It was a lazy Sunday afternoon and I was sitting with him, re-watching episodes of ‘Friends’, sipping a cup of coffee when I received a text from her, “Do you know any good brands of lipstick and eyeliner?”, “sure, I know a lot of them,” I said and listed her all my favorite brands which I use frequently. After which she sent me a picture of her with no makeup, not even kajal or a tint of lipstick and asked, “What can I do to look better?” “What do you do to keep your hair gorgeous and your skin so glowing?” I must have been flattered to listen to this but instead, I felt the insecurity hidden within her.
No, she was not just another girl, looking for attention by wearing makeup (as you may say), she was a housewife who wanted to look good so that her husband may like her. Why? Because her husband won’t spend time with her, because he was too embarrassed by her “average looks” or “not so pretty” face (according to him).
What I thought of a simple text, turned into a heartwrenching conversation for me where she went on to tell me how she was suffering since the time she got married, almost a year ago. She didn’t choose to be a housewife, but forced to by her husband, who in turn was forced by his parents to “keep his wife under control”.
“He won’t spend half an hour with me. In the past one year, he hasn’t taken me out for an ice cream. He would leave early and come back late at night after work. I feel like a prisoner in the walls of this big bungalow. This is not how I expected my marriage to be”. She held a degree in computer science engineering and had a great job before her marriage was “arranged” by the parents.
“My husband would tell me about his female friends who are doing great in their life but won’t allow his own wife to show her talent through work. The only expectation they have from is to cook, respect her everyone whether they respect me or not, say yes to whatever my husband says and understand every logic they give, despite how illogical it is.” I felt helpless and disappointed at the same time. Had it been the case with me, I would have left the marriage long before but she had a hope that things would get better and her husband may finally see beyond her appearance.
I’m sharing this because it’s not just her who’s stuck in such kind of situation but many women in this country who despite their educational qualification and talent have to compromise their happiness and aspirations after marriage. And if they stand for themselves, they are termed as selfish. To have the ideal image of women as created by the society, they succumb to the pressure of male chauvinists who fulfill their ego by suppressing their wives and the parents who think they’re doing a favor to the woman and her family by marrying her with their son.

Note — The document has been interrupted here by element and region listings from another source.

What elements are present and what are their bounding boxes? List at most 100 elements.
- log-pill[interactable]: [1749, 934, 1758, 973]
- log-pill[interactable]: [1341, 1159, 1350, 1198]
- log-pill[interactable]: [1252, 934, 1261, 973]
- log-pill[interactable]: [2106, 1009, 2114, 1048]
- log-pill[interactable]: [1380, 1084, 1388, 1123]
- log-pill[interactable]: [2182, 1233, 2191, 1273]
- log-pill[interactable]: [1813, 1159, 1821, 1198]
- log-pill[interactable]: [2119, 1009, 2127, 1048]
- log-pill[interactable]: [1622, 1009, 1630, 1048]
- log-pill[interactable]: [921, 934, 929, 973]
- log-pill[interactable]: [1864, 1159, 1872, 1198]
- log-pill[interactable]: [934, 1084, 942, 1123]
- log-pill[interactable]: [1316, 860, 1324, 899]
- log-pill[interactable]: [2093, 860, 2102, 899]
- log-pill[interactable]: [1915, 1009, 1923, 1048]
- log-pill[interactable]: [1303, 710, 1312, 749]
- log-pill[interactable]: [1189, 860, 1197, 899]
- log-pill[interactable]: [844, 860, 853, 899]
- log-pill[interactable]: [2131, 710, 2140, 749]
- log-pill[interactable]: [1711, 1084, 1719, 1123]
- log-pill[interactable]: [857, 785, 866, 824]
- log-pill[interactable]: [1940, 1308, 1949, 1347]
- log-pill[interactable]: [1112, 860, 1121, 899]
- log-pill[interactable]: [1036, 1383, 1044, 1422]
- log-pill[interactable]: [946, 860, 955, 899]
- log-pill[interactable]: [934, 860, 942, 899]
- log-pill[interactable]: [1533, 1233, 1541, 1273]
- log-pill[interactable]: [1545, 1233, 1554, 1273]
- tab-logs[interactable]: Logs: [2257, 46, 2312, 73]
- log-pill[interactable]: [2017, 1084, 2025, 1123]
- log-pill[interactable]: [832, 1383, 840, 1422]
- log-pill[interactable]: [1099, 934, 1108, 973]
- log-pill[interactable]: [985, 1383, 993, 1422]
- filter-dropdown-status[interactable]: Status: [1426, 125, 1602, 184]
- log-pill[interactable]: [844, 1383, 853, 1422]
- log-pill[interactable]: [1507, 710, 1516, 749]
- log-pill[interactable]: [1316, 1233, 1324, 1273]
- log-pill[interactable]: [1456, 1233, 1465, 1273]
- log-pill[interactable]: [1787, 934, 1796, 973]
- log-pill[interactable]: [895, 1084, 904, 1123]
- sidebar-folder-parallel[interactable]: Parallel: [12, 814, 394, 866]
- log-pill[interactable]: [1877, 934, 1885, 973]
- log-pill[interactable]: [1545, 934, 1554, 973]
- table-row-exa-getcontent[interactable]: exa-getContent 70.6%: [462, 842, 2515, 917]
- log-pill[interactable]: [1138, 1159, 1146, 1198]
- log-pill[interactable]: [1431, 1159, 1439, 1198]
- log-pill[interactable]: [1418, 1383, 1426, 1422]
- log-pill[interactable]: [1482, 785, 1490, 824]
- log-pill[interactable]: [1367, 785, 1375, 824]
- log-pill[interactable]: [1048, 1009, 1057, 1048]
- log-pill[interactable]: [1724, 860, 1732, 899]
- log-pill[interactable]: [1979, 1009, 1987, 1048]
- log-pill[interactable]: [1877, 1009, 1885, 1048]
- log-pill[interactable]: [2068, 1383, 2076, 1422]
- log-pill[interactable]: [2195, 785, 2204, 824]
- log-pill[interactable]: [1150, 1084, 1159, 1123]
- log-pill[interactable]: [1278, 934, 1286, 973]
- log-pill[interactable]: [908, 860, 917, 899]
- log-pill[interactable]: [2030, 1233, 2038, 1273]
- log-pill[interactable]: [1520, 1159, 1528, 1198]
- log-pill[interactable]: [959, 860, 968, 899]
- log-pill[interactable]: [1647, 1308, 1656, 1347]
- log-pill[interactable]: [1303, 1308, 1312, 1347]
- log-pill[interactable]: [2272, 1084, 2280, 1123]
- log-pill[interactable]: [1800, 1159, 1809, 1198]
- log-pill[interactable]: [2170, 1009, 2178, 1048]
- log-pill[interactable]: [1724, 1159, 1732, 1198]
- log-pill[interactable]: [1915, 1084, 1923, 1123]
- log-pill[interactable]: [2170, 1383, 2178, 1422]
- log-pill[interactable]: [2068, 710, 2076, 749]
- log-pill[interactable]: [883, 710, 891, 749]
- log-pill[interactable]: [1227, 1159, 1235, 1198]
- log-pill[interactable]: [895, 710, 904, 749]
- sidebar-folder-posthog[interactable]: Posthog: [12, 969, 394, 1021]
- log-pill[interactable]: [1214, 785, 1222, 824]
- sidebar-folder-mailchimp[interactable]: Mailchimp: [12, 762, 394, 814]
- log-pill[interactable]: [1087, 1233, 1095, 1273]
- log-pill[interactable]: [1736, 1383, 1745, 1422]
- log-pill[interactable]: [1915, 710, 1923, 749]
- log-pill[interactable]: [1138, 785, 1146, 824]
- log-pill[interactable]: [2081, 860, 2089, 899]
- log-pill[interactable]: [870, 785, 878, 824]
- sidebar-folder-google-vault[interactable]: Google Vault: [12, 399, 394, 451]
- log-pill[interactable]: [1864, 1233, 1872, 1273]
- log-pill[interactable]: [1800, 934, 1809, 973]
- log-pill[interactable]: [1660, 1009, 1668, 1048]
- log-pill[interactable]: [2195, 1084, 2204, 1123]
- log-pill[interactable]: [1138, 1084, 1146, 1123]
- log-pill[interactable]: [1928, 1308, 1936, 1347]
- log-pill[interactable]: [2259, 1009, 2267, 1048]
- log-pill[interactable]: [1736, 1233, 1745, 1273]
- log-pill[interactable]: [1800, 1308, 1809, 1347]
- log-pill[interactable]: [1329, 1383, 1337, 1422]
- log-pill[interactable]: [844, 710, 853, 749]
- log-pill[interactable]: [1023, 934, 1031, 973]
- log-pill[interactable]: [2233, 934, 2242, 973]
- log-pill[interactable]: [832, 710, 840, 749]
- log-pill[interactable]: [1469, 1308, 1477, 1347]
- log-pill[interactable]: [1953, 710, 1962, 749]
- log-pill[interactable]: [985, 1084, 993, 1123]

As a fashion blogger, I talk about makeup, clothing, and stuff but it is only a matter of choice and not supposed to make anyone feel bad about their appearance. Do it if it makes you happy. Should I blame her for not being the perfect fashionista? Not knowing how to wear an eyeliner or lipstick? Nope. Because it’s her husband’s responsibility to never make her wife insecure and instead make her feel like the most beautiful woman in the world.
This post is dedicated to a wonderful woman, who’s beautiful inside and out. Hope you find a way out of this and discover happiness!